Nice! Thanks so much. Here's what I ended up with(I had to make some minor adjustments, but otherwise worked like a charm):

var Column = from all in invaders group all by all.Location.X into grpResult orderby grpResult.ElementAt(0).Location.Y descending select grpResult;

foreach (var v in Column)
Console.WriteLine(v.ElementAt(v.Count()-1).Location.ToString());

Thanks to Ramy, also.

var Column = from all in invaders group all by all.Location.X into grpResult orderby grpResult.ElementAt(0).Location.Y descending select grpResult;

foreach (var v in Column)
Console.WriteLine(v.ElementAt(v.Count()-1).Location.ToString());

You can and should use v.Last() instead of v.ElementAt(v.Count()-1) . Using v.Last() also only iterates through the collection once, which is sometimes something to be aware of (and sometimes a needless microoptimization) and anyway it's less code.

Edit: And I think you have it all wrong. Your code groups by the X value and sorts the collection of groups by the groups' first Y values. That's what you want?

Edited 7 Years Ago by Rashakil Fol: n/a

Comments
Some long overdue rep

You can and should use v.Last() instead of v.ElementAt(v.Count()-1) . Using v.Last() also only iterates through the collection once, which is sometimes something to be aware of (and sometimes a needless microoptimization) and anyway it's less code.

No, I wasn't aware of that, it's good to know.

Edit: And I think you have it all wrong. Your code groups by the X value and sorts the collection of groups by the groups' first Y values. That's what you want?

Er, actually not in theory. The current query seemed to work but maybe it was coincidence. I wanted to sort the Y values (descending) for each group of X values, then choose the first X,Y value (therefore the furthest down on the screen) to feed to another method. Perhaps I'm still confused about the IEnumerables that emerge from the LINQ query and how to access them properly.

Er, actually not in theory. The current query seemed to work but maybe it was coincidence. I wanted to sort the Y values (descending) for each group of X values, then choose the first X,Y value (therefore the furthest down on the screen) to feed to another method. Perhaps I'm still confused about the IEnumerables that emerge from the LINQ query and how to access them properly.
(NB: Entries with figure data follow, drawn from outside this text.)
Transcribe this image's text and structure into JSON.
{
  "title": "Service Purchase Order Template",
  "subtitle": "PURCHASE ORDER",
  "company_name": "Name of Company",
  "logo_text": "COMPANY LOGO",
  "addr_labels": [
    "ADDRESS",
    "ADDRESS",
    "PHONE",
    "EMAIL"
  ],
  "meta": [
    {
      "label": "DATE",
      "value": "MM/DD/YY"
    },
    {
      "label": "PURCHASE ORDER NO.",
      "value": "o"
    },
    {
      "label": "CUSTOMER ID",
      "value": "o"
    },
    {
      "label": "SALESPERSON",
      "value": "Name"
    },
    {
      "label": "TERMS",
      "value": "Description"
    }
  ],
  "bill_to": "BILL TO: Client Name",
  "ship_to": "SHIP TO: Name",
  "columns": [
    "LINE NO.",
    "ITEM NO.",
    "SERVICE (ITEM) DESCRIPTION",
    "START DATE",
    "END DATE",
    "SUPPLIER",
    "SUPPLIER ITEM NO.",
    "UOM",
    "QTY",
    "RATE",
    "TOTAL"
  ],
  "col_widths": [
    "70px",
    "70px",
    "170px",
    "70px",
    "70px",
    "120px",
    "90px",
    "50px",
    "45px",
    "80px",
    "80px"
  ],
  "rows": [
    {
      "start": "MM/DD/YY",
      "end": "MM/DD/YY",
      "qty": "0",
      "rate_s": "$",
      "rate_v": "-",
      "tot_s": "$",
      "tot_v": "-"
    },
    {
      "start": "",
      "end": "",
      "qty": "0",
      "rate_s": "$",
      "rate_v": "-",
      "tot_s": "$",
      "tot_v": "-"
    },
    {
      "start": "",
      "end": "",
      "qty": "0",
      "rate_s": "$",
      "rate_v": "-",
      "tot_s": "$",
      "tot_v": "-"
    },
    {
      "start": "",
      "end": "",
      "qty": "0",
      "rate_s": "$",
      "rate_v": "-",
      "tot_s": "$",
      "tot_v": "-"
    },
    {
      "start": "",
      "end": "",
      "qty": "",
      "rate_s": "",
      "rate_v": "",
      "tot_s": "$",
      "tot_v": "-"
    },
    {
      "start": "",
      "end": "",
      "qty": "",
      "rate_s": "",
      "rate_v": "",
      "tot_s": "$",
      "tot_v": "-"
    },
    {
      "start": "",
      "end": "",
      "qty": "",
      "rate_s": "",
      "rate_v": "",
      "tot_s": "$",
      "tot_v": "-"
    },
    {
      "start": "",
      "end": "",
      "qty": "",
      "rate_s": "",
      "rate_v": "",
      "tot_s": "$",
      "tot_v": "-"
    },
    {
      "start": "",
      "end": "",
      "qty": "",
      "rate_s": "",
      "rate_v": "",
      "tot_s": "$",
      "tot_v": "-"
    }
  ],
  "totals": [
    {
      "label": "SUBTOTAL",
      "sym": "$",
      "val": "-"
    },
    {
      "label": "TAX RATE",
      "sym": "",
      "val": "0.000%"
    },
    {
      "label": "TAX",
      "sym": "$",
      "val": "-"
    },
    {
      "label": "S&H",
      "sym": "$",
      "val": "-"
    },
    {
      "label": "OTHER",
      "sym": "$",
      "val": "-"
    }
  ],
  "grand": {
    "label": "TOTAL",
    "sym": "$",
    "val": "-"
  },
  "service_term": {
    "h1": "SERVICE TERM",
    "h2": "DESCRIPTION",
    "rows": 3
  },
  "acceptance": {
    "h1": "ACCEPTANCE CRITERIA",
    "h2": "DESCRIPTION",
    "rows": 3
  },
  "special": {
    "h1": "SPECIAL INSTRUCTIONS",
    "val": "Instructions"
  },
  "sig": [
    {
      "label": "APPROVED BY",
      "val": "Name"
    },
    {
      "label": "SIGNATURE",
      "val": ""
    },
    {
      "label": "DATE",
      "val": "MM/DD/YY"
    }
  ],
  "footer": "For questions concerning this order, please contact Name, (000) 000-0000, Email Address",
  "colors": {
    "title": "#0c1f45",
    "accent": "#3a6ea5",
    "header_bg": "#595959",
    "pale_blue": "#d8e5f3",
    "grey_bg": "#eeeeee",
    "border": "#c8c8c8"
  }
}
Except when doing joins, I prefer to avoid the LINQ syntax and just use the Enumerable extension methods directly. It makes the behavior more clear, sometimes.

If you want things grouped by X and then each individual group sorted, you should do this:

var groups = invaders
    .GroupBy(invader => invader.Location.X)
    .Select(group => group.OrderByDescending(invader => invader.Location.Y));

If invaders looks like this: [(1,2), (1, 3), (1,1), (3, 5), (2, 4), (3, 4)] , then groups should look like this: [[(1, 3), (1, 2), (1, 1)], [(3, 5), (3, 4)], [(2, 4)]] (but you might want to double check that I'm right).

If you want LINQ syntax for that, you'd write

var groups = from invader in invaders
             group invader by invader.Location.X into g
             select g.OrderByDescending(invader => invader.Location.Y)

but I don't have a C# compiler on this computer so maybe I forgot something. This is equivalent:

var groups = from invader in invaders
             group invader by invader.Location.X into g
             select (from invader in g orderby invader.Location.Y descending select invader);

Edited 7 Years Ago by Rashakil Fol: n/a

I'll have to put it through some further testing to make sure, but it looks really good. Thanks for the extra assistance.